The current implementation is a standalone mode, we will add a distributed mode to allow data replications across multiple nodes.
Design criteria:
Strong consistency. CP in term of CAP theorem: transactions have a consistent total order; support linearziable reads; support dynamic cluster membership. Pass Jepsen tests.
We choose CP because a fast failing (unavailable) system is simpler to program around than a system that sometimes produces wrong results. Simplicity for users is the main design objective for Datalevin. All our design choices, Datalog, mutable DB, and CP are consistent with this goal.
Implementation will use Raft consensus algorithm:
Any node can read/write.
Write in total order: first goes to the leader, the leader first writes to a transaction log, sends the write to the followers, waits for quorum confirmations, then commits the write and reports success. Write is unavailable if quorum cannot be reached.
User can choose one of the three read consistency levels:
By default, read goes to leader to check if this node has the latest data, the leader then asks the followers to obtain quorum confirmation, and replies to the read requester. If confirmed, the reader reads from its local LMDB. This provides linearizable reads.

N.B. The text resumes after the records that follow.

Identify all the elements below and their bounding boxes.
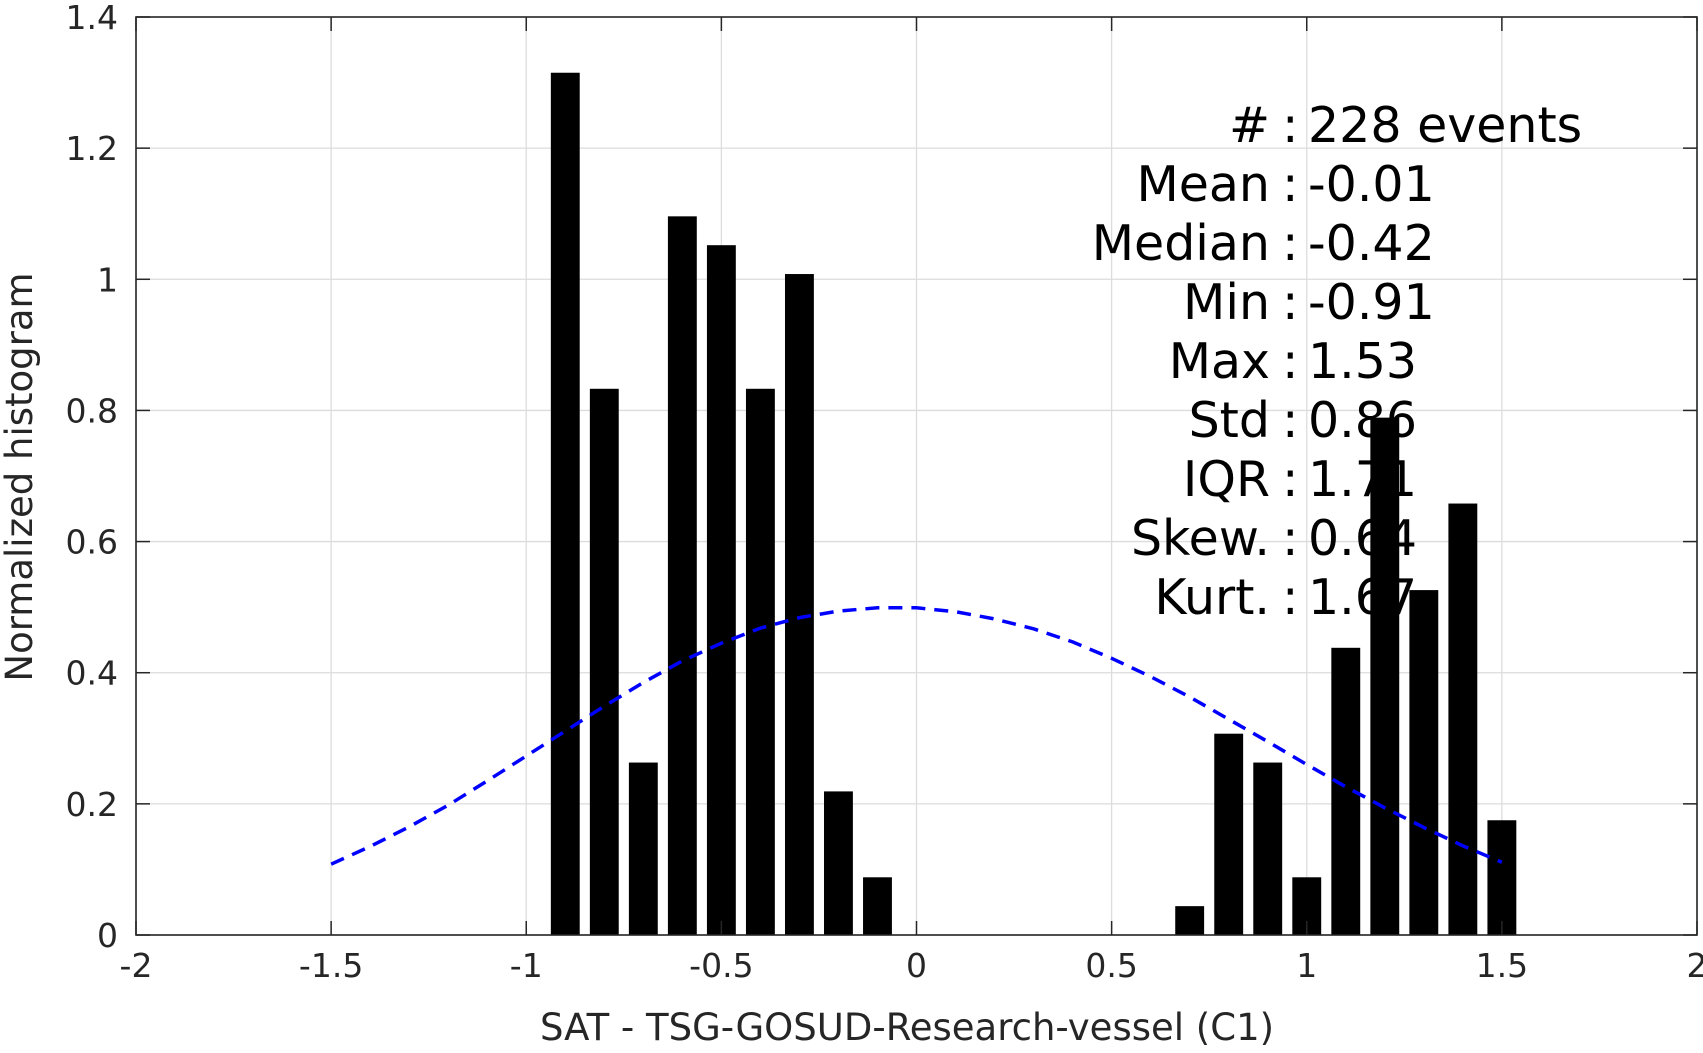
x-tick-label: 1.5 — [1476, 946, 1528, 985]
stats-label: Min — [1183, 274, 1270, 331]
histogram-bar — [745, 388, 775, 935]
histogram-bar — [824, 791, 853, 935]
histogram-bar — [628, 762, 658, 935]
stats-label: Max — [1169, 333, 1270, 390]
stats-value: -0.91 — [1308, 274, 1435, 331]
stats-colon: : — [1282, 274, 1299, 331]
histogram-bars — [550, 72, 1517, 935]
normal-fit-curve — [330, 606, 1503, 866]
y-tick-label: 1 — [97, 260, 118, 299]
x-tick-label: 2 — [1687, 946, 1703, 985]
y-tick-label: 0.6 — [66, 523, 118, 562]
histogram-bar — [1409, 590, 1439, 935]
axis-ticks: -2 -1.5 -1 -0.5 0 0.5 1 1.5 2 0 0.2 0.4 0.6 0.8 1 1.2 1.… — [66, 0, 1703, 985]
stats-value: 0.86 — [1308, 392, 1417, 449]
y-tick-label: 0.4 — [66, 654, 118, 693]
stats-label: Mean — [1136, 156, 1270, 213]
stats-label: Skew. — [1131, 510, 1270, 567]
fit-curve-line — [330, 606, 1503, 866]
x-tick-label: -2 — [120, 946, 153, 985]
y-tick-label: 0 — [97, 916, 118, 955]
x-tick-label: 0.5 — [1085, 946, 1137, 985]
histogram-bar — [863, 877, 892, 935]
stats-colon: : — [1282, 97, 1299, 154]
x-tick-label: 1 — [1296, 946, 1317, 985]
stats-colon: : — [1282, 333, 1299, 390]
histogram-bar — [1214, 733, 1244, 935]
stats-value: -0.01 — [1308, 156, 1435, 213]
y-tick-label: 1.2 — [66, 129, 118, 168]
stats-value: 1.53 — [1308, 333, 1417, 390]
stats-colon: : — [1282, 156, 1299, 213]
stats-label: IQR — [1183, 451, 1270, 508]
histogram-bar — [1370, 417, 1400, 935]
histogram-bar — [1175, 906, 1205, 935]
stats-label: Median — [1092, 215, 1270, 272]
y-axis-label: Normalized histogram — [0, 272, 41, 681]
x-axis-label: SAT - TSG-GOSUD-Research-vessel (C1) — [540, 1006, 1274, 1049]
stats-colon: : — [1282, 451, 1299, 508]
stats-label: Std — [1189, 392, 1270, 449]
y-tick-label: 0.8 — [66, 391, 118, 430]
stats-value: -0.42 — [1308, 215, 1435, 272]
histogram-bar — [706, 245, 736, 935]
stats-label: # — [1229, 97, 1270, 154]
histogram-bar — [550, 72, 580, 935]
x-tick-label: -1.5 — [299, 946, 363, 985]
stats-value: 1.71 — [1308, 451, 1417, 508]
stats-value: 0.64 — [1308, 510, 1417, 567]
stats-colon: : — [1282, 569, 1299, 626]
y-tick-label: 1.4 — [66, 0, 118, 37]
histogram-bar — [1448, 503, 1478, 935]
histogram-bar — [667, 216, 697, 935]
stats-colon: : — [1282, 510, 1299, 567]
y-tick-label: 0.2 — [66, 785, 118, 824]
stats-colon: : — [1282, 215, 1299, 272]
stats-label: Kurt. — [1154, 569, 1270, 626]
histogram-bar — [589, 388, 619, 935]
x-tick-label: -1 — [510, 946, 543, 985]
histogram-bar — [784, 274, 814, 935]
stats-value: 228 events — [1308, 97, 1582, 154]
stats-colon: : — [1282, 392, 1299, 449]
stats-value: 1.67 — [1308, 569, 1417, 626]
x-tick-label: 0 — [906, 946, 927, 985]
histogram-bar — [1253, 762, 1283, 935]
x-tick-label: -0.5 — [689, 946, 753, 985]
histogram-bar — [1487, 820, 1517, 935]
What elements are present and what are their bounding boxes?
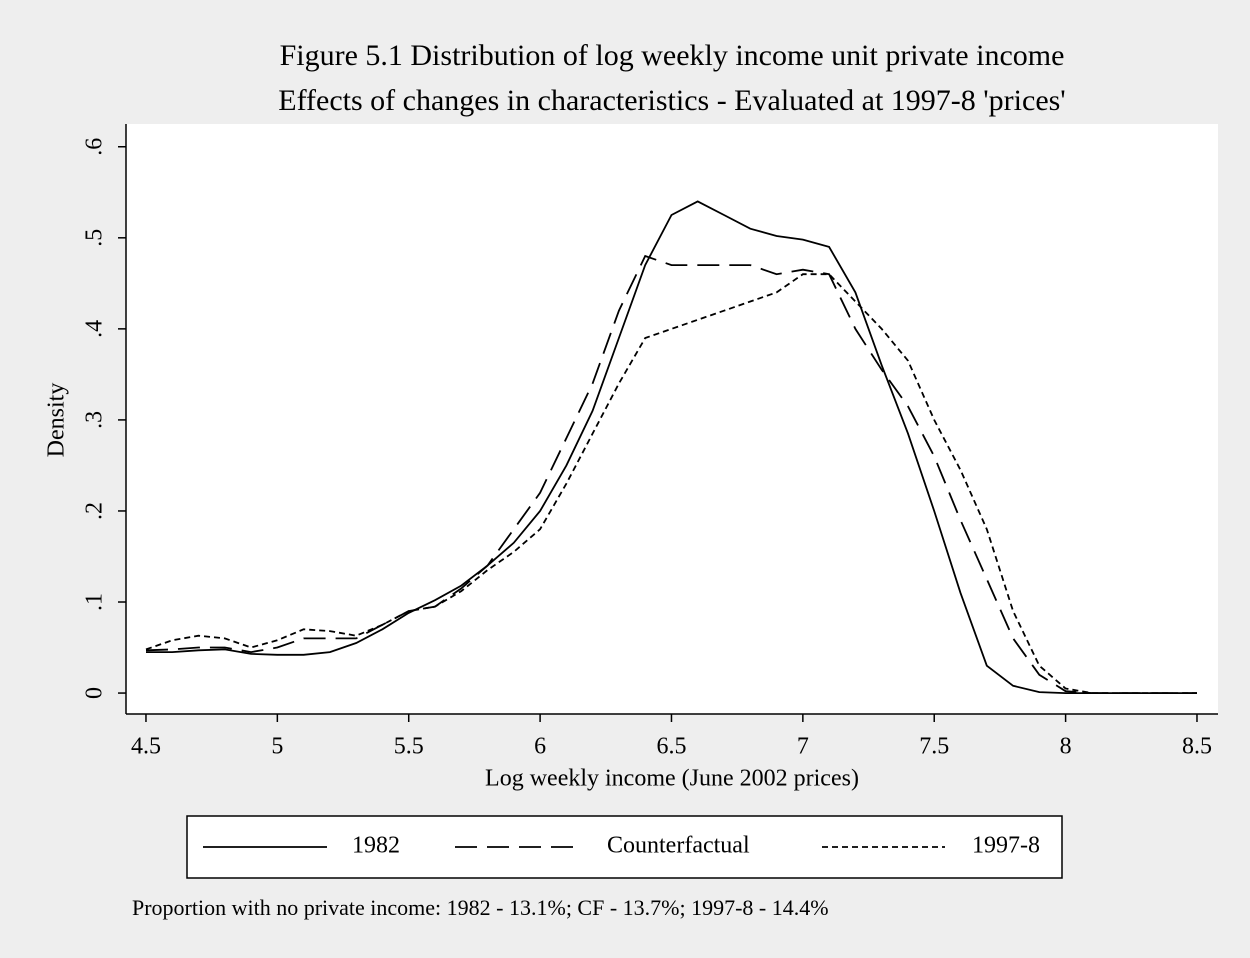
note: Proportion with no private income: 1982 … (132, 895, 829, 920)
chart-subtitle: Effects of changes in characteristics - … (278, 84, 1065, 117)
x-axis-label: Log weekly income (June 2002 prices) (485, 766, 859, 792)
y-tick-label: .3 (82, 411, 108, 429)
x-tick-label: 6 (534, 734, 546, 760)
plot-area (126, 124, 1218, 714)
x-tick-label: 4.5 (131, 734, 161, 760)
x-tick-label: 8.5 (1182, 734, 1212, 760)
x-tick-label: 6.5 (656, 734, 686, 760)
y-tick-label: .2 (82, 502, 108, 520)
series-line (145, 254, 1197, 694)
x-tick-label: 8 (1060, 734, 1072, 760)
y-tick-label: 0 (82, 687, 108, 699)
series-line (145, 273, 1197, 694)
legend-label: Counterfactual (607, 833, 750, 859)
y-tick-label: .5 (82, 229, 108, 247)
legend-label: 1997-8 (972, 833, 1040, 859)
x-tick-label: 7 (797, 734, 809, 760)
y-axis-label: Density (44, 383, 70, 458)
x-tick-label: 5.5 (394, 734, 424, 760)
y-tick-label: .1 (82, 593, 108, 611)
x-tick-label: 7.5 (919, 734, 949, 760)
y-tick-label: .6 (82, 138, 108, 156)
x-tick-label: 5 (271, 734, 283, 760)
series-line (146, 200, 1197, 694)
legend-label: 1982 (352, 833, 400, 859)
chart-title: Figure 5.1 Distribution of log weekly in… (280, 39, 1065, 72)
y-tick-label: .4 (82, 320, 108, 338)
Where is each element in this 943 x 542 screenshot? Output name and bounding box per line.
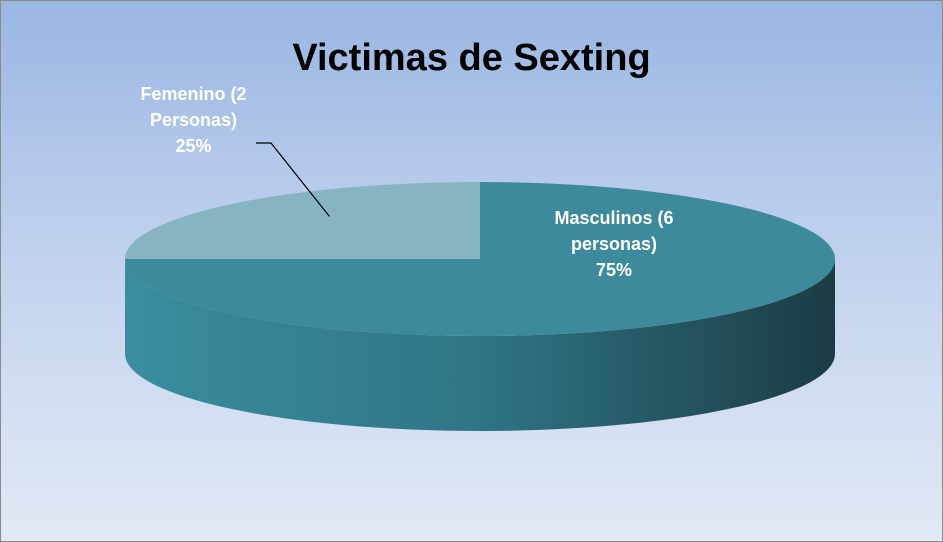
slice-value-label: 25% (175, 136, 212, 156)
leader-line (256, 142, 330, 217)
pie-slice-side (125, 259, 835, 431)
pie-slice (125, 182, 480, 259)
slice-label: Femenino (2 Personas) (140, 84, 247, 130)
slice-value-label: 75% (595, 260, 633, 280)
slice-label: Masculinos (6 personas) (554, 208, 674, 254)
chart-title: Victimas de Sexting (292, 37, 651, 79)
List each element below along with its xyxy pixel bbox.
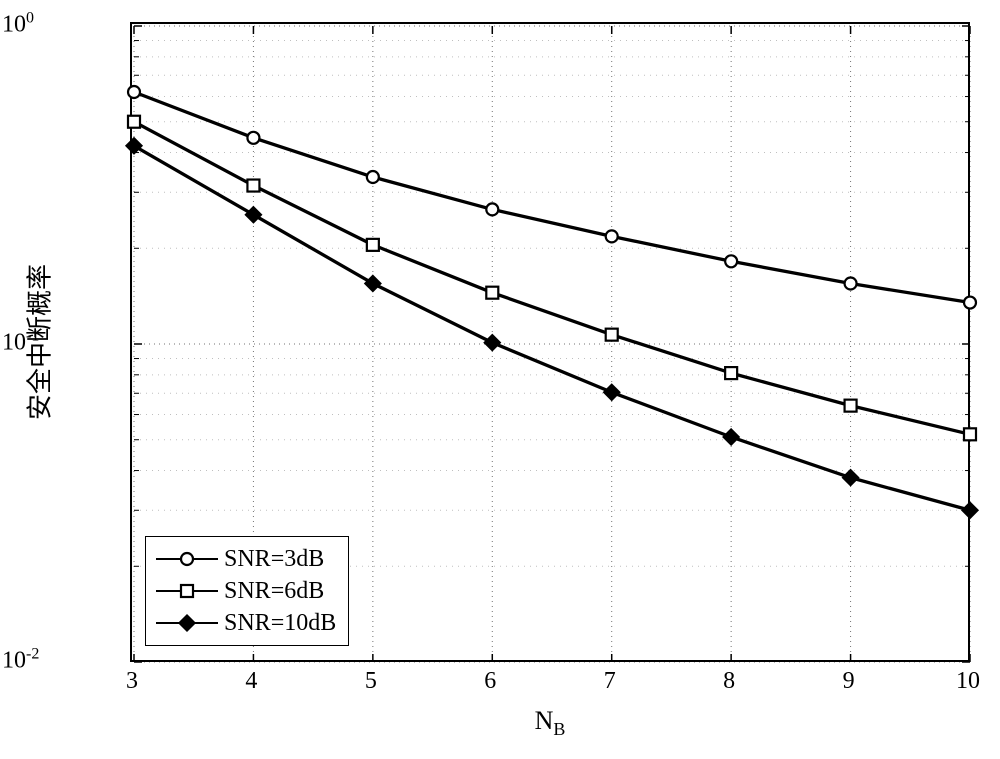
legend-sample xyxy=(156,580,218,602)
legend-label: SNR=3dB xyxy=(224,546,324,573)
y-tick-label: 100 xyxy=(2,10,120,39)
x-tick-label: 4 xyxy=(245,668,257,695)
x-axis-label: NB xyxy=(535,706,566,740)
legend-item: SNR=3dB xyxy=(156,543,336,575)
y-tick-label: 10-1 xyxy=(2,328,120,357)
legend-label: SNR=6dB xyxy=(224,578,324,605)
figure: 安全中断概率 10010-110-2 345678910 NB SNR=3dBS… xyxy=(0,0,1000,759)
x-tick-label: 7 xyxy=(604,668,616,695)
x-tick-label: 8 xyxy=(723,668,735,695)
legend-item: SNR=10dB xyxy=(156,607,336,639)
legend: SNR=3dB SNR=6dB SNR=10dB xyxy=(145,536,349,646)
x-tick-labels: 3 4 5 6 7 8 9 10 xyxy=(0,668,1000,708)
legend-label: SNR=10dB xyxy=(224,610,336,637)
legend-sample xyxy=(156,548,218,570)
x-tick-label: 3 xyxy=(126,668,138,695)
legend-item: SNR=6dB xyxy=(156,575,336,607)
x-tick-label: 9 xyxy=(843,668,855,695)
y-tick-labels: 10010-110-2 xyxy=(0,0,120,759)
x-tick-label: 5 xyxy=(365,668,377,695)
x-tick-label: 10 xyxy=(956,668,980,695)
legend-sample xyxy=(156,612,218,634)
x-tick-label: 6 xyxy=(484,668,496,695)
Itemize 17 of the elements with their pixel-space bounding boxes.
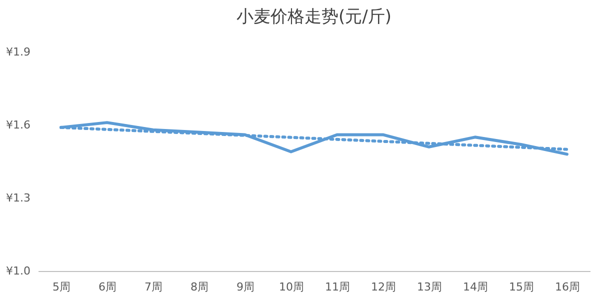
y-tick-label: ¥1.6 <box>6 118 30 132</box>
x-tick-label: 16周 <box>555 280 580 294</box>
x-tick-label: 15周 <box>509 280 534 294</box>
y-tick-label: ¥1.0 <box>6 264 30 278</box>
y-tick-label: ¥1.9 <box>6 46 30 58</box>
x-tick-label: 9周 <box>236 280 254 294</box>
x-tick-label: 6周 <box>98 280 116 294</box>
x-tick-label: 11周 <box>325 280 350 294</box>
x-tick-label: 5周 <box>52 280 70 294</box>
chart-title: 小麦价格走势(元/斤) <box>236 7 392 27</box>
x-tick-label: 12周 <box>371 280 396 294</box>
y-tick-label: ¥1.3 <box>6 192 30 204</box>
x-tick-label: 10周 <box>279 280 304 294</box>
x-tick-label: 7周 <box>144 280 162 294</box>
x-tick-label: 8周 <box>190 280 208 294</box>
x-tick-label: 13周 <box>417 280 442 294</box>
x-tick-label: 14周 <box>463 280 488 294</box>
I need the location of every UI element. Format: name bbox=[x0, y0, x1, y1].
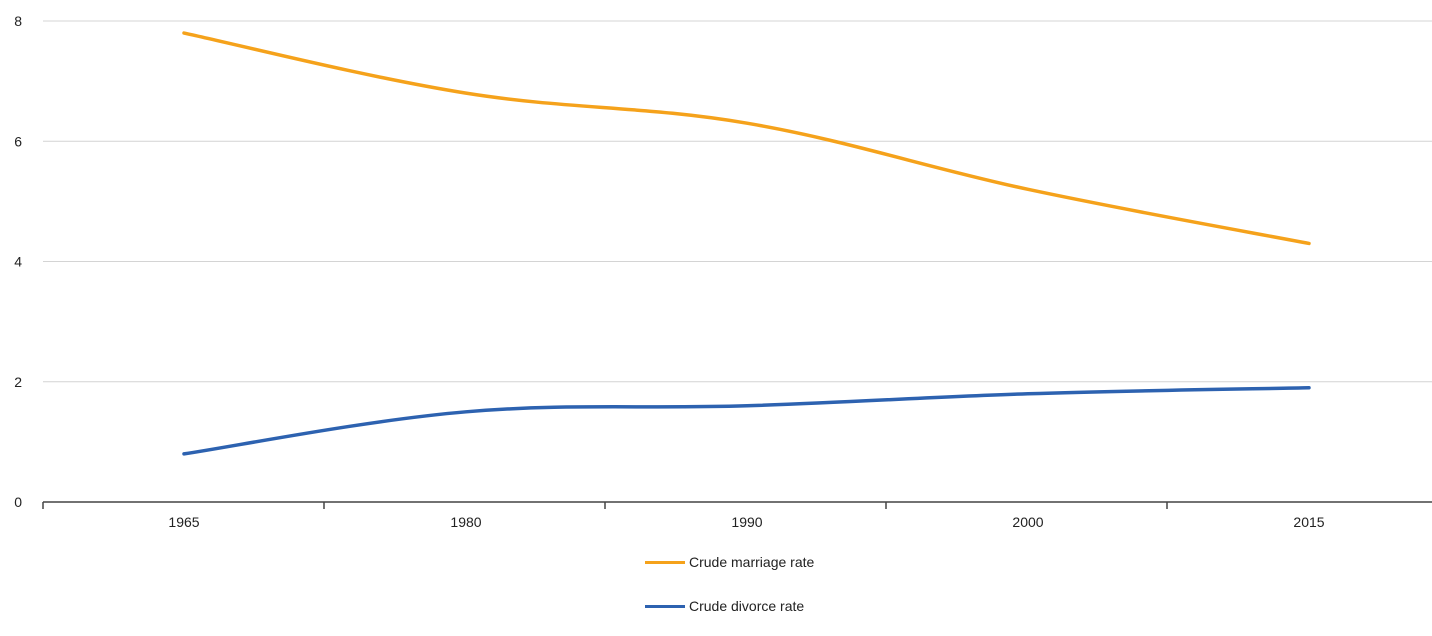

If leader lease is enabled, the leader doesn't ask the followers, just reply. This level requires the nodes to have clock synchronization. This saves quorum confirmation so it is a bit faster way of achieving linearizable reads.
Optionally, if the user doesn't mind reading stale data, she can choose to bypass the leader and read from local LMDB directly. This has the same read speed as standalone mode, but the data may be outdated.
Raft is a much better solution than the designated transactor concept of Datomic. In raft, the leader is elected, not fixed. With raft, the same transaction total order is achieved without the cost and complexity of operating designated transactors. Even with a standby, transactors are still a single point of failure.
Also, Datomic doesn't seem to have mechanism to ensure linearized reads. "database as a value" does't say the value is the latest version. It could well be an outdated version. The main supported storage backend of Datomic, DynmoDB, is AP only. So consistency is not guaranteed.
We will apply raft globally in the cluster, which means that the cluster size is not unbounded. Since sharding should be something handled on the application level, as the application has more context, the database should not automate sharding. So if unbounded scaling is needed, instead of "just adding more nodes", just run more clusters.